Firefighters battle to turn tide against 'angry' wildfire near Idaho resort
The Beaver Creek Fire has caused the evacuation of 2,300 homes near the Sun Valley resort in Idaho. Some 1,200 firefighters and 19 aircraft are battling the wildfire.
The Beaver Creek Fire has already consumed more than 100,000 acres and caused the evacuation of 2,300 homes near the communities of Ketchum and Hailey.
High winds, high temperatures, and rugged terrain have hampered firefighters efforts, though somewhat cooler conditions and cloud cover on Sunday helped firefighters limit its growth and create firebreaks.
Some 1,200 people and 19 aircraft are fighting the blaze, which started Aug. 7 with a lightning strike. According to InciWeb, it is now just 8 percent contained.
"Every fire has a personality, and this fire has an angry personality," Beth Lund, an incident commander with the US Forest Service team managing the fire, told Reuters.
Firefighters were using 14 helicopters on Monday to drop water on the blaze, up to 2,000 gallons at a time, and airplane tankers have dropped flame-retardant chemicals on key areas, including on Bald Mountain – the main hill at the Sun Valley ski resort.
Dry conditions in the sagebrush and pine forests have fed the blaze, and high winds have helped cause the fire's erratic and unpredictable behavior. But temperatures Monday were expected to be slightly cooler, with slightly higher humidity, and on Sunday, Ms. Lund expressed cautious optimism to Reuters. "I think we're getting to the point where we can start making some progress rather than just be on the defensive," she said.
The fire has drawn particular attention because of the high-end homes and destination setting of the tony resort area, where celebrities like Tom Hanks, Bruce Willis, and Arnold Schwarzenegger all have homes. Authorities have put the value of the threatened land and property in the area at around $8 billion.
On Friday, actor Richard Dreyvuss tweeted that "the #beavercreekfire is ravaging my family's hometown, Ketchum, ID. Thank you, firefighters, and be safe. Houses aren't worth lives" – a tweet that drew thanks from several firefighters.

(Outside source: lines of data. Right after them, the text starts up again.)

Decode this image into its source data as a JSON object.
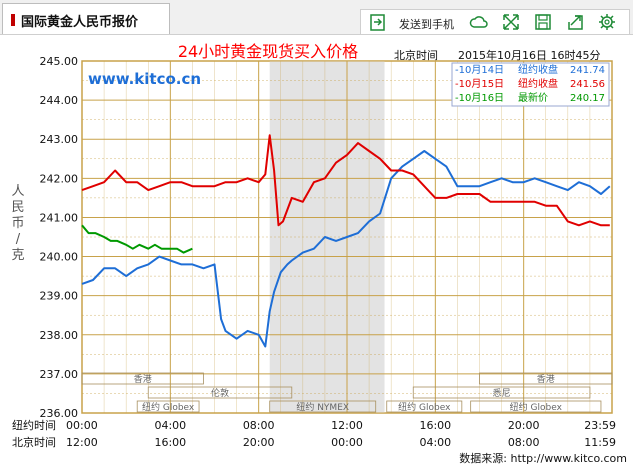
{
  "tab": {
    "title": "国际黄金人民币报价"
  },
  "toolbar": {
    "send_label": "发送到手机",
    "icons": [
      "send-to-phone-icon",
      "cloud-icon",
      "fullscreen-icon",
      "save-icon",
      "share-icon",
      "settings-icon"
    ]
  },
  "colors": {
    "day1": "#1e6ed6",
    "day2": "#e00000",
    "day3": "#009900",
    "title": "#ff0000",
    "accent_green": "#1e8a36",
    "grid": "#c8a24a"
  },
  "chart_data": {
    "type": "line",
    "title": "24小时黄金现货买入价格",
    "timezone_label": "北京时间",
    "timestamp": "2015年10月16日 16时45分",
    "watermark": "www.kitco.cn",
    "ylabel": "人民币/克",
    "ylim": [
      236,
      245
    ],
    "yticks": [
      "245.00",
      "244.00",
      "243.00",
      "242.00",
      "241.00",
      "240.00",
      "239.00",
      "238.00",
      "237.00",
      "236.00"
    ],
    "xlim": [
      0,
      24
    ],
    "xticks_newyork": [
      "00:00",
      "04:00",
      "08:00",
      "12:00",
      "16:00",
      "20:00",
      "23:59"
    ],
    "xticks_beijing": [
      "12:00",
      "16:00",
      "20:00",
      "00:00",
      "04:00",
      "08:00",
      "11:59"
    ],
    "xaxis_label_newyork": "纽约时间",
    "xaxis_label_beijing": "北京时间",
    "shaded_range": [
      8.5,
      13.7
    ],
    "markets_row1": [
      {
        "label": "香港",
        "x0": 0,
        "x1": 5.5
      },
      {
        "label": "香港",
        "x0": 18,
        "x1": 24
      }
    ],
    "markets_row2": [
      {
        "label": "伦敦",
        "x0": 3,
        "x1": 9.5
      },
      {
        "label": "悉尼",
        "x0": 15,
        "x1": 23
      }
    ],
    "markets_row3": [
      {
        "label": "纽约 Globex",
        "x0": 2.5,
        "x1": 5.3
      },
      {
        "label": "纽约 NYMEX",
        "x0": 8.5,
        "x1": 13.3
      },
      {
        "label": "纽约 Globex",
        "x0": 13.8,
        "x1": 17.2
      },
      {
        "label": "纽约 Globex",
        "x0": 17.6,
        "x1": 23.5
      }
    ],
    "source": "数据来源: http://www.kitco.com",
    "legend": [
      {
        "name": "10月14日",
        "stat_label": "纽约收盘",
        "value": "241.74"
      },
      {
        "name": "10月15日",
        "stat_label": "纽约收盘",
        "value": "241.56"
      },
      {
        "name": "10月16日",
        "stat_label": "最新价",
        "value": "240.17"
      }
    ],
    "series": [
      {
        "name": "10月14日",
        "x": [
          0,
          0.5,
          1,
          1.5,
          2,
          2.5,
          3,
          3.5,
          4,
          4.5,
          5,
          5.5,
          6,
          6.3,
          6.5,
          7,
          7.5,
          8,
          8.3,
          8.5,
          8.7,
          9,
          9.3,
          9.5,
          10,
          10.5,
          11,
          11.5,
          12,
          12.5,
          13,
          13.5,
          14,
          14.5,
          15,
          15.5,
          16,
          16.5,
          17,
          17.5,
          18,
          18.5,
          19,
          19.5,
          20,
          20.5,
          21,
          21.5,
          22,
          22.5,
          23,
          23.5,
          23.9
        ],
        "y": [
          239.3,
          239.4,
          239.7,
          239.7,
          239.5,
          239.7,
          239.8,
          240.0,
          239.9,
          239.8,
          239.8,
          239.7,
          239.8,
          238.4,
          238.1,
          237.9,
          238.1,
          238.0,
          237.7,
          238.6,
          239.1,
          239.6,
          239.8,
          239.9,
          240.1,
          240.2,
          240.5,
          240.4,
          240.5,
          240.6,
          240.9,
          241.1,
          242.0,
          242.3,
          242.5,
          242.7,
          242.5,
          242.3,
          241.8,
          241.8,
          241.8,
          241.9,
          242.0,
          241.9,
          241.9,
          242.0,
          241.9,
          241.8,
          241.7,
          241.9,
          241.8,
          241.6,
          241.8
        ]
      },
      {
        "name": "10月15日",
        "x": [
          0,
          0.5,
          1,
          1.5,
          2,
          2.5,
          3,
          3.5,
          4,
          4.5,
          5,
          5.5,
          6,
          6.5,
          7,
          7.5,
          8,
          8.3,
          8.5,
          8.7,
          8.9,
          9.1,
          9.3,
          9.5,
          10,
          10.5,
          11,
          11.5,
          12,
          12.5,
          13,
          13.5,
          14,
          14.5,
          15,
          15.5,
          16,
          16.5,
          17,
          17.5,
          18,
          18.5,
          19,
          19.5,
          20,
          20.5,
          21,
          21.5,
          22,
          22.5,
          23,
          23.5,
          23.9
        ],
        "y": [
          241.7,
          241.8,
          241.9,
          242.2,
          241.9,
          241.9,
          241.7,
          241.8,
          241.9,
          241.9,
          241.8,
          241.8,
          241.8,
          241.9,
          241.9,
          242.0,
          241.9,
          242.1,
          243.1,
          242.2,
          240.8,
          240.9,
          241.2,
          241.5,
          241.4,
          241.9,
          242.0,
          242.4,
          242.6,
          242.9,
          242.7,
          242.5,
          242.2,
          242.2,
          242.1,
          241.8,
          241.5,
          241.5,
          241.6,
          241.6,
          241.6,
          241.4,
          241.4,
          241.4,
          241.4,
          241.4,
          241.3,
          241.3,
          240.9,
          240.8,
          240.9,
          240.8,
          240.8
        ]
      },
      {
        "name": "10月16日",
        "x": [
          0,
          0.3,
          0.6,
          1,
          1.3,
          1.6,
          2,
          2.3,
          2.6,
          3,
          3.3,
          3.6,
          4,
          4.3,
          4.6,
          5
        ],
        "y": [
          240.8,
          240.6,
          240.6,
          240.5,
          240.4,
          240.4,
          240.3,
          240.2,
          240.3,
          240.2,
          240.3,
          240.2,
          240.2,
          240.2,
          240.1,
          240.2
        ]
      }
    ]
  }
}
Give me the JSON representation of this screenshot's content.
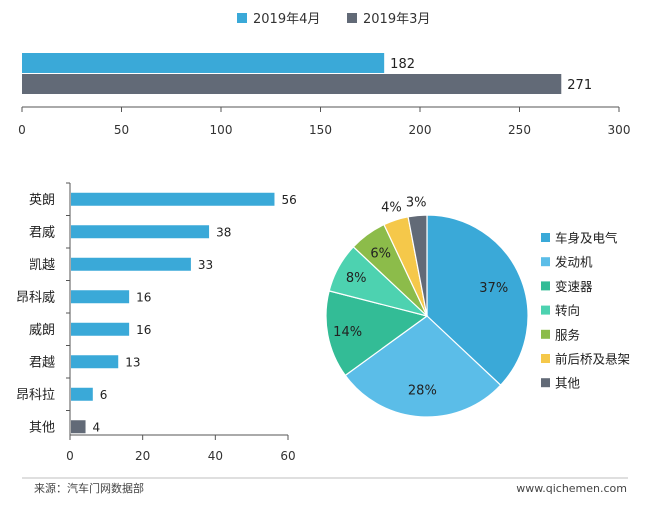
{
  "chart_data": [
    {
      "type": "bar",
      "orientation": "horizontal",
      "categories": [
        ""
      ],
      "series": [
        {
          "name": "2019年4月",
          "values": [
            182
          ],
          "color": "#3aa9d8"
        },
        {
          "name": "2019年3月",
          "values": [
            271
          ],
          "color": "#626a77"
        }
      ],
      "xlim": [
        0,
        300
      ],
      "xticks": [
        0,
        50,
        100,
        150,
        200,
        250,
        300
      ],
      "legend_position": "top-center",
      "grid": false
    },
    {
      "type": "bar",
      "orientation": "horizontal",
      "categories": [
        "英朗",
        "君威",
        "凯越",
        "昂科威",
        "威朗",
        "君越",
        "昂科拉",
        "其他"
      ],
      "values": [
        56,
        38,
        33,
        16,
        16,
        13,
        6,
        4
      ],
      "colors": [
        "#3aa9d8",
        "#3aa9d8",
        "#3aa9d8",
        "#3aa9d8",
        "#3aa9d8",
        "#3aa9d8",
        "#3aa9d8",
        "#626a77"
      ],
      "xlim": [
        0,
        60
      ],
      "xticks": [
        0,
        20,
        40,
        60
      ],
      "grid": false
    },
    {
      "type": "pie",
      "labels": [
        "车身及电气",
        "发动机",
        "变速器",
        "转向",
        "服务",
        "前后桥及悬架",
        "其他"
      ],
      "values": [
        37,
        28,
        14,
        8,
        6,
        4,
        3
      ],
      "value_labels": [
        "37%",
        "28%",
        "14%",
        "8%",
        "6%",
        "4%",
        "3%"
      ],
      "colors": [
        "#3aa9d8",
        "#5bbde8",
        "#33bc96",
        "#4dd2b0",
        "#8cbc4a",
        "#f5c84a",
        "#626a77"
      ],
      "legend_position": "right"
    }
  ],
  "footer": {
    "source": "来源：汽车门网数据部",
    "website": "www.qichemen.com"
  }
}
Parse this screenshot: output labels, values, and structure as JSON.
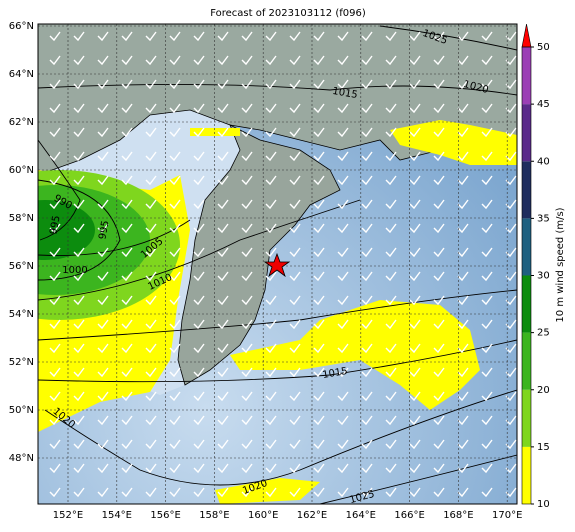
{
  "title": "Forecast of 2023103112 (f096)",
  "lat_ticks": [
    {
      "value": 66,
      "label": "66°N"
    },
    {
      "value": 64,
      "label": "64°N"
    },
    {
      "value": 62,
      "label": "62°N"
    },
    {
      "value": 60,
      "label": "60°N"
    },
    {
      "value": 58,
      "label": "58°N"
    },
    {
      "value": 56,
      "label": "56°N"
    },
    {
      "value": 54,
      "label": "54°N"
    },
    {
      "value": 52,
      "label": "52°N"
    },
    {
      "value": 50,
      "label": "50°N"
    },
    {
      "value": 48,
      "label": "48°N"
    }
  ],
  "lon_ticks": [
    {
      "value": 152,
      "label": "152°E"
    },
    {
      "value": 154,
      "label": "154°E"
    },
    {
      "value": 156,
      "label": "156°E"
    },
    {
      "value": 158,
      "label": "158°E"
    },
    {
      "value": 160,
      "label": "160°E"
    },
    {
      "value": 162,
      "label": "162°E"
    },
    {
      "value": 164,
      "label": "164°E"
    },
    {
      "value": 166,
      "label": "166°E"
    },
    {
      "value": 168,
      "label": "168°E"
    },
    {
      "value": 170,
      "label": "170°E"
    }
  ],
  "contour_labels": [
    "1025",
    "1020",
    "1015",
    "990",
    "995",
    "995",
    "1005",
    "1000",
    "1010",
    "1015",
    "1020",
    "1020",
    "1025"
  ],
  "colorbar": {
    "label": "10 m wind speed (m/s)",
    "ticks": [
      10,
      15,
      20,
      25,
      30,
      35,
      40,
      45,
      50
    ],
    "colors": [
      "#ffff00",
      "#7fd61e",
      "#3cb51f",
      "#0c8c0e",
      "#1e6080",
      "#1f2d5e",
      "#5a2a8a",
      "#9b3fb5"
    ],
    "extend_color": "#ff0000"
  }
}
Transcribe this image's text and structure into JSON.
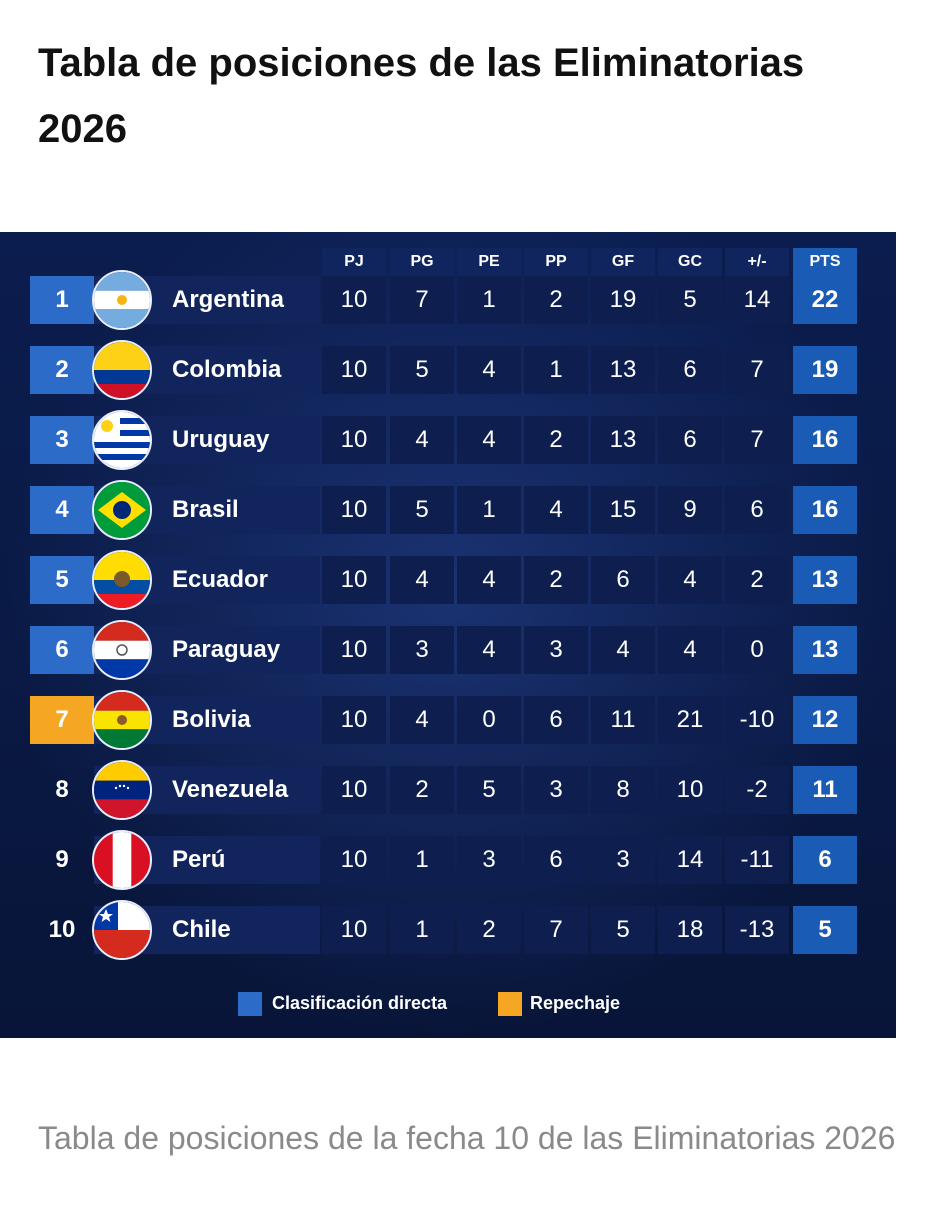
{
  "title": "Tabla de posiciones de las Eliminatorias 2026",
  "caption": "Tabla de posiciones de la fecha 10 de las Eliminatorias 2026",
  "colors": {
    "directa": "#2d6bc8",
    "repechaje": "#f5a623",
    "background": "#0b1d4e"
  },
  "table": {
    "headers": [
      "PJ",
      "PG",
      "PE",
      "PP",
      "GF",
      "GC",
      "+/-",
      "PTS"
    ],
    "rows": [
      {
        "pos": "1",
        "team": "Argentina",
        "flag": "argentina-flag",
        "zone": "directa",
        "pj": "10",
        "pg": "7",
        "pe": "1",
        "pp": "2",
        "gf": "19",
        "gc": "5",
        "dif": "14",
        "pts": "22"
      },
      {
        "pos": "2",
        "team": "Colombia",
        "flag": "colombia-flag",
        "zone": "directa",
        "pj": "10",
        "pg": "5",
        "pe": "4",
        "pp": "1",
        "gf": "13",
        "gc": "6",
        "dif": "7",
        "pts": "19"
      },
      {
        "pos": "3",
        "team": "Uruguay",
        "flag": "uruguay-flag",
        "zone": "directa",
        "pj": "10",
        "pg": "4",
        "pe": "4",
        "pp": "2",
        "gf": "13",
        "gc": "6",
        "dif": "7",
        "pts": "16"
      },
      {
        "pos": "4",
        "team": "Brasil",
        "flag": "brazil-flag",
        "zone": "directa",
        "pj": "10",
        "pg": "5",
        "pe": "1",
        "pp": "4",
        "gf": "15",
        "gc": "9",
        "dif": "6",
        "pts": "16"
      },
      {
        "pos": "5",
        "team": "Ecuador",
        "flag": "ecuador-flag",
        "zone": "directa",
        "pj": "10",
        "pg": "4",
        "pe": "4",
        "pp": "2",
        "gf": "6",
        "gc": "4",
        "dif": "2",
        "pts": "13"
      },
      {
        "pos": "6",
        "team": "Paraguay",
        "flag": "paraguay-flag",
        "zone": "directa",
        "pj": "10",
        "pg": "3",
        "pe": "4",
        "pp": "3",
        "gf": "4",
        "gc": "4",
        "dif": "0",
        "pts": "13"
      },
      {
        "pos": "7",
        "team": "Bolivia",
        "flag": "bolivia-flag",
        "zone": "repechaje",
        "pj": "10",
        "pg": "4",
        "pe": "0",
        "pp": "6",
        "gf": "11",
        "gc": "21",
        "dif": "-10",
        "pts": "12"
      },
      {
        "pos": "8",
        "team": "Venezuela",
        "flag": "venezuela-flag",
        "zone": "none",
        "pj": "10",
        "pg": "2",
        "pe": "5",
        "pp": "3",
        "gf": "8",
        "gc": "10",
        "dif": "-2",
        "pts": "11"
      },
      {
        "pos": "9",
        "team": "Perú",
        "flag": "peru-flag",
        "zone": "none",
        "pj": "10",
        "pg": "1",
        "pe": "3",
        "pp": "6",
        "gf": "3",
        "gc": "14",
        "dif": "-11",
        "pts": "6"
      },
      {
        "pos": "10",
        "team": "Chile",
        "flag": "chile-flag",
        "zone": "none",
        "pj": "10",
        "pg": "1",
        "pe": "2",
        "pp": "7",
        "gf": "5",
        "gc": "18",
        "dif": "-13",
        "pts": "5"
      }
    ]
  },
  "legend": {
    "directa": "Clasificación directa",
    "repechaje": "Repechaje"
  }
}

And while the Beaver Creek fire has proved particularly difficult to get under control, it's one of just several blazes currently ravaging the state. According to the National Interagency Fire Center, based in Boise, there are nine large wildfires in Idaho which together have burned about 411,000 acres. Two other particularly large ones include the Pony Complex fire, which has scorched nearly 150,000 acres near Mountain Home, and the Elk Complex fire in the Boise National Forest, which has burned about 130,000 acres. Both those fires are mostly contained.
The center lists 47 large fires currently burning across 9 states in what has been a hot, dry summer – though the total acreage burned so far, about 3.3 million acres, is significantly less than the amount that had burned at this point in the last two years (over 6.5 million acres in both 2011 and 2012).
It's been a particularly destructive summer for the loss of life and property due to wildfires, however. Colorado experienced its most destructive wildfire ever in June, when two people were killed and about 500 homes destroyed in the Black Forest Fire near Colorado Springs. And later that month, 19 members of the Granite Mounains Hotshots were killed fighting the Yarnell Hill Fire in Arizona, one of the worst losses of firefighter lives ever.
On the Beaver Creek fire, firefighters Monday were hoping to perform some direct attacks on portions of the fire south of Ketchum, and to work in rugged terrain on the northernmost section of the blaze.
In Ketchum, normally a posh and busy resort town this time of year, news reports described a ghost town, with most businesses closed and residents evacuated.
“I’ve never seen it like this,” Dale Byington, general manager of The Sawtooth Club in Ketchum, told the Associated Press. The club was one of the few places open Sunday, but later shut down. “The only reason I opened was to give people here a place to go and get some food and drink, but that’s not going to happen.”
Material from Reuters and the Associated Press was used in this report.